В голове у миссис Терпин прояснилось, и она почувствовала, что снова может двигаться. Наклонившись вперед, она заглянула прямо в яркие, бешеные глаза. Теперь она была твердо уверена, что девушка знает ее, знает тайным, беспощадным знанием, над которым не властны ни время, ни пространство, ни случай.

— Что вы хотите сказать мне? — хрипло спросила она и замерла, точно ждала откровения.

Девушка приподняла голову. Глаза ее были прикованы к глазам миссис Терпин.

— Старая рогатая свинья, исчадье ада, убирайся откуда пришла, — прошептала она тихо, но очень отчетливо. Глаза ее на мгновенье вспыхнули, будто она обрадовалась, что удар попал в цель.

Миссис Терпин привалилась к спинке стула.

Глаза девушки закрылись, голова бессильно упала.

Доктор встал и отдал сестре пустой шприц. Потом нагнулся к дрожащей, как в ознобе, матери и положил руки ей на плечи. Она сидела на полу, губы ее были плотно сжаты, руки держали лежащую у нее на коленях руку Мэри Грейс, а та, как ребенок, уцепилась за ее большой палец.

— Поезжайте в больницу, — сказал доктор. — Я позвоню и договорюсь. А теперь посмотрим вашу шею, — бодро обратился он к миссис Терпин и начал ощупывать ей шею.

Под подбородком у нее алели две полосы, изогнутые в виде полумесяца, над левым глазом вспухала зловещая красная шишка. Пальцы доктора прошлись и по ней.

— Не надо, — сказала она, отталкивая его руку. Ей было трудно говорить. — Посмотрите лучше Клода. Она ударила его ногой.

— Сейчас я займусь им, — сказал доктор и стал считать ее пульс. Был он тощий, седой и, видать, не без юмора. — Возвращайтесь домой и забудьте на сегодня обо всех своих делах, — сказал он и похлопал ее по плечу.

«Нечего тебе меня хлопать», — мысленно огрызнулась миссис Терпин.

— И приложите ко лбу лед, — сказал доктор. Подошел к Клоду, опустился на колени и стал смотреть его ногу. Потом помог Клоду подняться, и тот, хромая, пошел за ним в кабинет.

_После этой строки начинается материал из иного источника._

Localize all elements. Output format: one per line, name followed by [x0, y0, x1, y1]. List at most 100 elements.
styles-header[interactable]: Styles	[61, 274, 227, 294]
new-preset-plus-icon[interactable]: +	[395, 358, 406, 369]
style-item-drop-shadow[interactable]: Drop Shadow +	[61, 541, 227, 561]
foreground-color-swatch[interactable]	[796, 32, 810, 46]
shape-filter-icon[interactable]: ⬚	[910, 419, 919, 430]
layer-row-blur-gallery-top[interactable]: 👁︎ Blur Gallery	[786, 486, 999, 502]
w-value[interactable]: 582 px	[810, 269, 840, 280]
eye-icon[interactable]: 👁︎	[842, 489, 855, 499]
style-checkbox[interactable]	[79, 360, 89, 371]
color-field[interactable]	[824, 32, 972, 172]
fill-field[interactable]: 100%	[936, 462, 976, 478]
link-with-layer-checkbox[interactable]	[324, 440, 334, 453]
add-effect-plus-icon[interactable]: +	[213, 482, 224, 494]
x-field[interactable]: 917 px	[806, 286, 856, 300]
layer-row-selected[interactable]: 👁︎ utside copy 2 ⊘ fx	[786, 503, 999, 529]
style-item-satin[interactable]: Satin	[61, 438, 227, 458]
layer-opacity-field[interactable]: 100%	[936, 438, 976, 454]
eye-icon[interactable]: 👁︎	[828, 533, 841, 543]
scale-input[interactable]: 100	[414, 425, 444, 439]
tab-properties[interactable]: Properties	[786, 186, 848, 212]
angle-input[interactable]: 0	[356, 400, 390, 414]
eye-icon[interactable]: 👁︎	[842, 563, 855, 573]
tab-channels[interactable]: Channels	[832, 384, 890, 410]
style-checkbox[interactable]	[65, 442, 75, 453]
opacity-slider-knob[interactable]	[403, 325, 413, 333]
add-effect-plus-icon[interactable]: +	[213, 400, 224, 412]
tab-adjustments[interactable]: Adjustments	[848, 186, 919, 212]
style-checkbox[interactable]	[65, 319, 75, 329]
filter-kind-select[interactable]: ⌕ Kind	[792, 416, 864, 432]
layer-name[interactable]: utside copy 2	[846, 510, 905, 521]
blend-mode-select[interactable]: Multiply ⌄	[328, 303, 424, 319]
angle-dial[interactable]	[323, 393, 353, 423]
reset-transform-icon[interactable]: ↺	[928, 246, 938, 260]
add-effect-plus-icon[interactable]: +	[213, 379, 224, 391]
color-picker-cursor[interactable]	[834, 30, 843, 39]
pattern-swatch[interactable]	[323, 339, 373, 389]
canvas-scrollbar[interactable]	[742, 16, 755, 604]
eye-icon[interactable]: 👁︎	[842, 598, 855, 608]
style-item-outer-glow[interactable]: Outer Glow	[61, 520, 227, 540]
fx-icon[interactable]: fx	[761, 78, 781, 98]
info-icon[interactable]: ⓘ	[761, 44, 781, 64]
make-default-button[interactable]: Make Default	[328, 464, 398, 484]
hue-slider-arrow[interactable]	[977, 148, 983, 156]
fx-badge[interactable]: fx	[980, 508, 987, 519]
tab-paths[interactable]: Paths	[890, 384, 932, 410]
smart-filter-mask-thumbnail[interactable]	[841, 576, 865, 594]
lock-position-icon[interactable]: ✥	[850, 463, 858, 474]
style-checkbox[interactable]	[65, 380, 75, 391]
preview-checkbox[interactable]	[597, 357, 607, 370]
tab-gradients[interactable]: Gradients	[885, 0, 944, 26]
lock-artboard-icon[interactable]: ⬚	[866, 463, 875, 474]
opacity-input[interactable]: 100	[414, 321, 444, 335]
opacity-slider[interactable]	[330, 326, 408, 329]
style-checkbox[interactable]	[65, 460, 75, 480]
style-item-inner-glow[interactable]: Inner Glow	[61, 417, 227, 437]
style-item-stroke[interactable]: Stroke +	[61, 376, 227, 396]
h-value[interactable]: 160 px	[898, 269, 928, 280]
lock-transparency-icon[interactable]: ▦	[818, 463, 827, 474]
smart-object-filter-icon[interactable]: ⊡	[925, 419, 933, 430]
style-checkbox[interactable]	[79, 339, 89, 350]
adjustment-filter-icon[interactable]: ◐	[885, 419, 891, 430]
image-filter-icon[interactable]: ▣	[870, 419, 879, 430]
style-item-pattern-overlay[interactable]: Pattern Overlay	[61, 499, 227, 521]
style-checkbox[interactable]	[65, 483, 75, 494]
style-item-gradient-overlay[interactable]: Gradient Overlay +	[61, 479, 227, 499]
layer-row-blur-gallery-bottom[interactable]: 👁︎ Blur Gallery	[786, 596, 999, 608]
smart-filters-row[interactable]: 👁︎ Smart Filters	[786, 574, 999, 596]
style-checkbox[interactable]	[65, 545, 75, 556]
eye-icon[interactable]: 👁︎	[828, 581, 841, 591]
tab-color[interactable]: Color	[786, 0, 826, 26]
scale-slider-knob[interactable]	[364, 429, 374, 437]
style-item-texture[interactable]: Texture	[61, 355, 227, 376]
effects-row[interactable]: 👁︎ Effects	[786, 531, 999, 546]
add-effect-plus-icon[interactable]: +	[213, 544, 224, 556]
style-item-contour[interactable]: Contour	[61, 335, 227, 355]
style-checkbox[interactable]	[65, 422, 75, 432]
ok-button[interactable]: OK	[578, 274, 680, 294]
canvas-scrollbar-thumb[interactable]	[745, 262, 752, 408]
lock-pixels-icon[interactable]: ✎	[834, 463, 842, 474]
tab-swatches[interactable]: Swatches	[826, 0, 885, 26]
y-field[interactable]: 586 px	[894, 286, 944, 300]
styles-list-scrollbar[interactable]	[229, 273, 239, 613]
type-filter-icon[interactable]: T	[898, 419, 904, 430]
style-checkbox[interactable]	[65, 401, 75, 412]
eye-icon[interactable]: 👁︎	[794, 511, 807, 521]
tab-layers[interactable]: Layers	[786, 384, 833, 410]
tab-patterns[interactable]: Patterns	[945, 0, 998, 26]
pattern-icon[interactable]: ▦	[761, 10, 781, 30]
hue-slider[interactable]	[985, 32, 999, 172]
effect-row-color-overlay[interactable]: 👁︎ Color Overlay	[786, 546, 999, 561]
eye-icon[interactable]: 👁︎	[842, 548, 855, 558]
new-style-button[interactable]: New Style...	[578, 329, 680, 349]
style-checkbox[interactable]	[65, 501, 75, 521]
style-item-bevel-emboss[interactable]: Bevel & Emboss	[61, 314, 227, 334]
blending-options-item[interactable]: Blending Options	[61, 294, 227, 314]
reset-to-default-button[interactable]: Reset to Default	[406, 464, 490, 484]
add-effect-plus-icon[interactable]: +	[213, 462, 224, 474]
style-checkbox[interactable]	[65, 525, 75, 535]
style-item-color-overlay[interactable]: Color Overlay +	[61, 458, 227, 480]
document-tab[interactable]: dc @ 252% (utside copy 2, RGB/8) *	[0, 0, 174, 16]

Никто в приемной не проронил ни звука, только слышались жалобные стоны матери, которая так и осталась сидеть на полу. Неряха не отрывала глаз от девушки. Миссис Терпин глядела в одну точку остановившимся взглядом. Наконец подъехала «скорая помощь» — длинная темная тень на занавеске. Вошли санитары, опустили носилки возле девушки, ловко уложили ее и унесли. Сестра помогла матери собрать вещи. Тень «скорой помощи» бесшумно отъехала, и сестра вернулась в комнату за перегородкой.

— Эта девушка что, сумасшедшая? — крикнула неряха сестре, но та не подошла к окошку и ничего не ответила.

— Конечно, сумасшедшая, — сказала неряха, обращаясь к сидящим в приемной.

— Бедненькая, — прошептала старуха. Мальчик по-прежнему лежал у нее на коленях и вяло глядел перед собой. Он даже не поднял головы, когда началась суматоха, только подтянул под себя ногу.

— Слава богу, что я не сумасшедшая, — с жаром сказала неряха.

Вышел, прихрамывая, Клод, и они с миссис Терпин уехали домой.

Когда их пикап свернул на проселочную дорогу и стал одолевать подъем, миссис Терпин схватилась за край опущенного стекла и в тревоге выглянула наружу. По ровному пологому склону раскинулось усеянное лиловыми сорняками поле, а у подножья следующего холма, между двух огромных орешин, стоял на привычном месте, среди яркого, как узорный фартук, цветника, их чистенький, выкрашенный желтой краской домик. Она не удивилась бы, увидев вместо него выжженную яму между двух почерневших труб.

Есть ни Клоду, ни ей не хотелось, поэтому они переоделись, опустили в спальне шторы и легли — Клод устроил ногу на подушке, а она приложила ко лбу мокрое полотенце. Но только она закрыла глаза, как прямо в лицо ей прыгнула мерзкая, рогатая свинья с острым торчащим хребтом и усеянным бородавками рылом. Миссис Терпин слабо, горестно застонала.

— Неправда, — сказала она со слезами. — Я не свинья. И не исчадье ада. — Но отрицать было бесполезно. Девушка ей не верила, ее глаза, даже голос, которым она произнесла те слова, тихие, но отчетливые, предназначенные для нее одной, были неумолимы. Она выбрала из всех сидящих в комнате миссис Терпин и бросила свое обвинение ей, хотя вокруг были всякие людишки, которые наверняка заслужили его больше. И тут только миссис Терпин поняла весь смысл того, что с ней сегодня случилось. Рядом сидела женщина, которая презрела свои материнские обязанности, но ее не тронули. А ей, Руби Терпин, всеми уважаемой, трудолюбивой женщине, примерной христианке, бросили в лицо такое обвинение. Слезы ее высохли, в глазах загорелся гнев.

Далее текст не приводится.